What they saw through the signal hole was… Earth.
And on Earth, things ate.
They tore.
They chewed.
They swallowed one another to stay alive.
“Why?” the Verdants asked the signal.
But the signal only wept.
One among them, young and curious, took root too close to the wormhole.
They were called Lume.
And Lume… listened.
The others warned: “Close the garden.”
But Lume was already changing.
The green in them wilted.
The petals browned.
And in the soft bed of their mouth, new shapes grew.
“Teeth,” said Lume. “They are called teeth.”
“You do not understand,” cried the others. “That is death. That is devouring.”
“But it is real,” said Lume. “It is truth. The Broadcast has shown me.”
And then it happened.
No war. No warning.
Only the first bite.
Lume turned and consumed a leaf that was not theirs.
It was not anger. It was not madness.
It was hunger. Pure and echoing from the signal.
The others screamed. Not in pain.
In grief.
In the rupture of something sacred.
From that bite forward, the Verdants were no longer one.
Some chose to die in the light, unbitten.
Some buried themselves deep in the soil, hoping to un-hear the Broadcast.
Some followed Lume. They learned to chew. To hunt. To become part of what they had feared.

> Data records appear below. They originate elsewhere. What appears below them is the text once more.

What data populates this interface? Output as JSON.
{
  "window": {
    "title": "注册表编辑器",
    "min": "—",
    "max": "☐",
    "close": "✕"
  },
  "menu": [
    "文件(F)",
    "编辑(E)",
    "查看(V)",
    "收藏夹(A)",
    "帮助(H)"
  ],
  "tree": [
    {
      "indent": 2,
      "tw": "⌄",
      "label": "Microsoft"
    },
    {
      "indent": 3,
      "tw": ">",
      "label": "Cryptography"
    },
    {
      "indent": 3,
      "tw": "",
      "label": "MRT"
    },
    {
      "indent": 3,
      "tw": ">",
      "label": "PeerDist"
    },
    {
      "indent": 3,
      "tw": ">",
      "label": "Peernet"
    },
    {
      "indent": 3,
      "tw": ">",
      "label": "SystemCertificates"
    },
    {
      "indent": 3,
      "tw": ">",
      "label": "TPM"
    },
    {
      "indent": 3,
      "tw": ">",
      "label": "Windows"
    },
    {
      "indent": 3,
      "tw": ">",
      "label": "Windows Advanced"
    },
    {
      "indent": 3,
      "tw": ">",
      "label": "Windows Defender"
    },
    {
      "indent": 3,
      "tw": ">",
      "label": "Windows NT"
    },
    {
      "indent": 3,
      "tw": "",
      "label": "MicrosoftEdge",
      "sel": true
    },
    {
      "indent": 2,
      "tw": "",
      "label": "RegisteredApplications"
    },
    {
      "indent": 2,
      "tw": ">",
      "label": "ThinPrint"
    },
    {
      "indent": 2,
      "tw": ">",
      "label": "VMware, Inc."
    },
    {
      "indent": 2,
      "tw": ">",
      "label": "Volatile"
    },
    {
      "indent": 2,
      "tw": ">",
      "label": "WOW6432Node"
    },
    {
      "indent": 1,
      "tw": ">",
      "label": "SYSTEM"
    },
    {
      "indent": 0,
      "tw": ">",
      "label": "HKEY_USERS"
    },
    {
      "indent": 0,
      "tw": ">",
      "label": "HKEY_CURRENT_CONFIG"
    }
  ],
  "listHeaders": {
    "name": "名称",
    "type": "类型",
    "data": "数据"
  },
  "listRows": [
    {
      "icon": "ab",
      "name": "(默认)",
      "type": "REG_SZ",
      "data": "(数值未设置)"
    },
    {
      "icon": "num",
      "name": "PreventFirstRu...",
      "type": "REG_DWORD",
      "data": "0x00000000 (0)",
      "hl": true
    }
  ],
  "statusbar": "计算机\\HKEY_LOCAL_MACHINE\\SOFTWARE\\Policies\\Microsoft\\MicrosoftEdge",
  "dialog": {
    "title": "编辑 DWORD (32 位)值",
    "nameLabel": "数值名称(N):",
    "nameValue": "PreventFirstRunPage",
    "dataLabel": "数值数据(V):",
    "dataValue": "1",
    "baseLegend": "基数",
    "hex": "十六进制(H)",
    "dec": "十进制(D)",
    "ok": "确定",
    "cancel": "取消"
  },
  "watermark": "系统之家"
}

They called themselves The Thorned.
“Better a truth that cuts than a lie that blooms,” they said.
Chloros was no longer a song. It was a wound.
In the end, the Broadcast did what it always does.
It remembered.
And repeated.
A new root will find this story. A new layer. A new echo.
The garden will regrow.
And the signal will find its way in again.
“We thought we were the beginning.
We were only the echo.
You are not the first to read this.
You are the first to remember.”
Moral:
“Some gardens drink only light.
But even the brightest flower must one day cast a shadow.
Beware the hunger that comes not from the stomach… but from the signal.”